Der Aufsatz soll einen Einblick in diese Thematik geben und am konkreten Beispiel die verschiedenen Verfahrensschritte beschreiben.

Der Beitrag schildert die Möglichkeiten moderner Vermessungsmethoden für die Archäologie. Anhand von Beispielen aus der Dokumentation der tangzeitlichen Kaisermausoleen in der Provinz Shaanxi der Volksrepublik China werden die Möglichkeiten und Grenzen verschiedener Verfahren beschrieben. Für die Aufnahme einzelner Punkte kommen einfache Handvermessungsverfahren, elektronische Tachymeter oder Satellitennavigationsverfahren wie das Global Positioning System (GPS) in Frage. Soll mit einem Meßvorgang eine Oberflächenform in ihrer Gesamtheit erfaßt werden, so bieten sich Laserscanner, photogrammtrische Aufnahmen im Nahbereich, aus niedrig fliegenden Fluggeräten oder vom Flugzeug aus an. Schließlich bieten Fernerkundungsaufnahmen von Satelliten aus insbesondere dort Vorteile, wo größere Bereiche erfaßt werden müssen oder wo die Anfertigung von Luftbildern nicht erlaubt ist.

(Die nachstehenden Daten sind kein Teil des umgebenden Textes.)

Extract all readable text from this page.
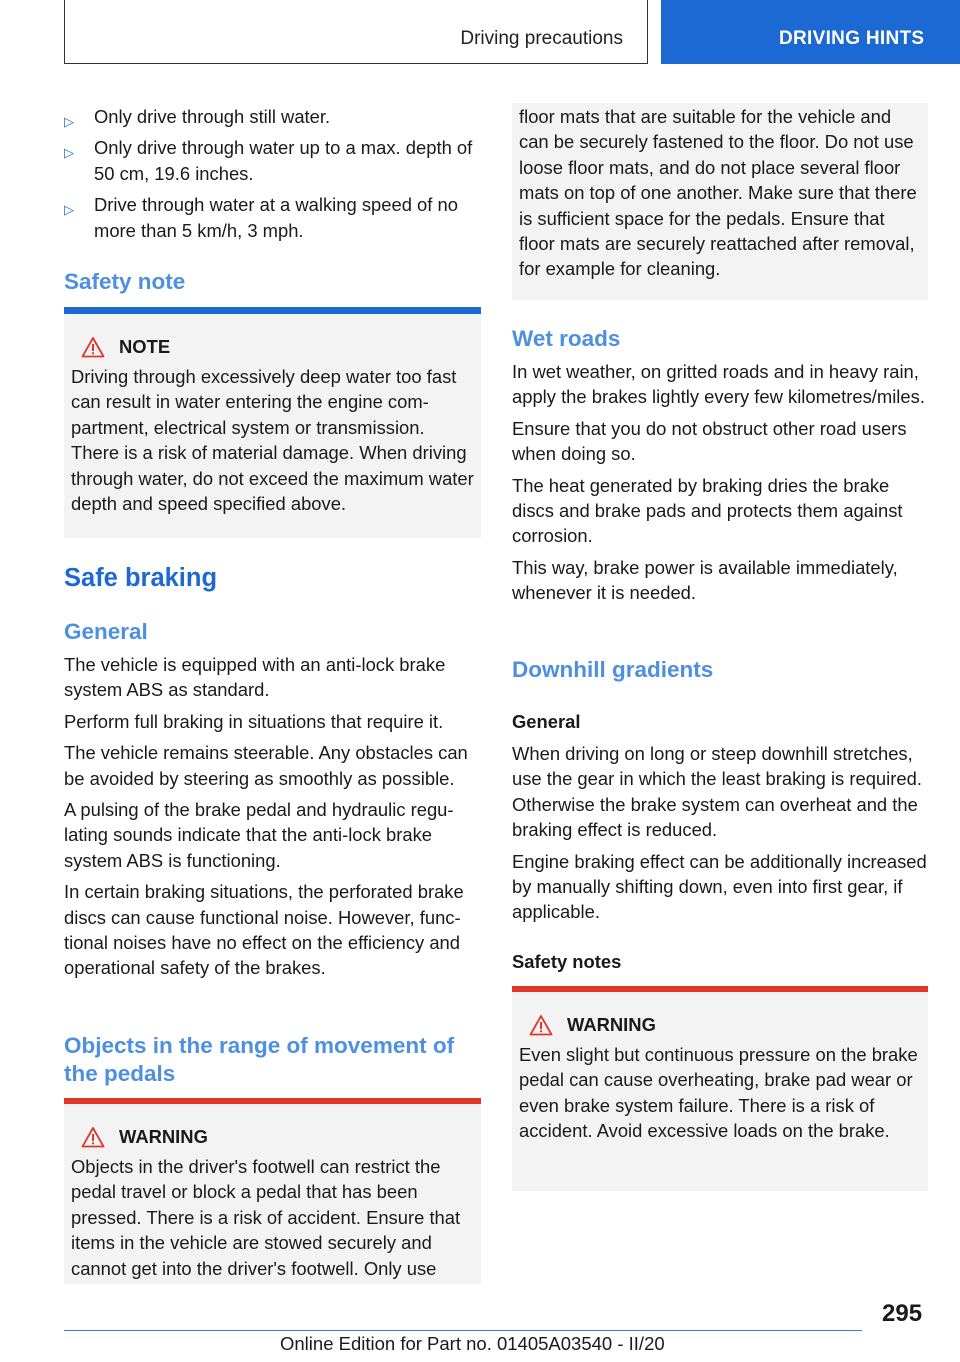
Driving precautions	DRIVING HINTS
▷ Only drive through still water.
▷ Only drive through water up to a max. depth of 50 cm, 19.6 inches.
▷ Drive through water at a walking speed of no more than 5 km/h, 3 mph.
Safety note
NOTE

Driving through excessively deep water too fast can result in water entering the engine compartment, electrical system or transmission. There is a risk of material damage. When driving through water, do not exceed the maximum water depth and speed specified above.

Safe braking
General

The vehicle is equipped with an anti-lock brake system ABS as standard.

Perform full braking in situations that require it.

The vehicle remains steerable. Any obstacles can be avoided by steering as smoothly as possible.

A pulsing of the brake pedal and hydraulic regulating sounds indicate that the anti-lock brake system ABS is functioning.

In certain braking situations, the perforated brake discs can cause functional noise. However, functional noises have no effect on the efficiency and operational safety of the brakes.

Objects in the range of movement of the pedals
WARNING

Objects in the driver's footwell can restrict the pedal travel or block a pedal that has been pressed. There is a risk of accident. Ensure that items in the vehicle are stowed securely and cannot get into the driver's footwell. Only use

floor mats that are suitable for the vehicle and can be securely fastened to the floor. Do not use loose floor mats, and do not place several floor mats on top of one another. Make sure that there is sufficient space for the pedals. Ensure that floor mats are securely reattached after removal, for example for cleaning.

Wet roads

In wet weather, on gritted roads and in heavy rain, apply the brakes lightly every few kilometres/miles.

Ensure that you do not obstruct other road users when doing so.

The heat generated by braking dries the brake discs and brake pads and protects them against corrosion.

This way, brake power is available immediately, whenever it is needed.

Downhill gradients
General

When driving on long or steep downhill stretches, use the gear in which the least braking is required. Otherwise the brake system can overheat and the braking effect is reduced.

Engine braking effect can be additionally increased by manually shifting down, even into first gear, if applicable.

Safety notes
WARNING

Even slight but continuous pressure on the brake pedal can cause overheating, brake pad wear or even brake system failure. There is a risk of accident. Avoid excessive loads on the brake.

295
Online Edition for Part no. 01405A03540 - II/20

The paper shows the conception and the achieved results for an archaelogical project aiming at the description and reproduction of a 3D surface body by means of digital photogrammetric techniques. Therein it is of main interest, to make full use of the 3D characteristic of the object surface. That means the collection, storage, organization and extraction of all discrete surface points as individual 3D elements within a unique 3D coordinate frame. The paper shows the actual stage of development, allowing for the complete description of the body surface and the use of the data for visualization purposes.

The data collection will be done by application of an image matching process onto each stereo model, resulting in a local Z=Z(X,Y) description. Due to the known geometric relation to the object bounded coordinate frame the local surface description can be transformed into a S=S(X,Y,Z) representation, taking some qualtity measures and geometrical parameters as additional attributes. Finally all transformed data sets will be merged into a unique object description, taking into account the supression or aggregation of individual point data within the overlapping areas.

As actual use of the surface data some graphical reproductions will be shown, using a selection process collecting all individual points which have to be considered, followed by the necessary geometric and radiometric transformations to achieve the desired surface representation.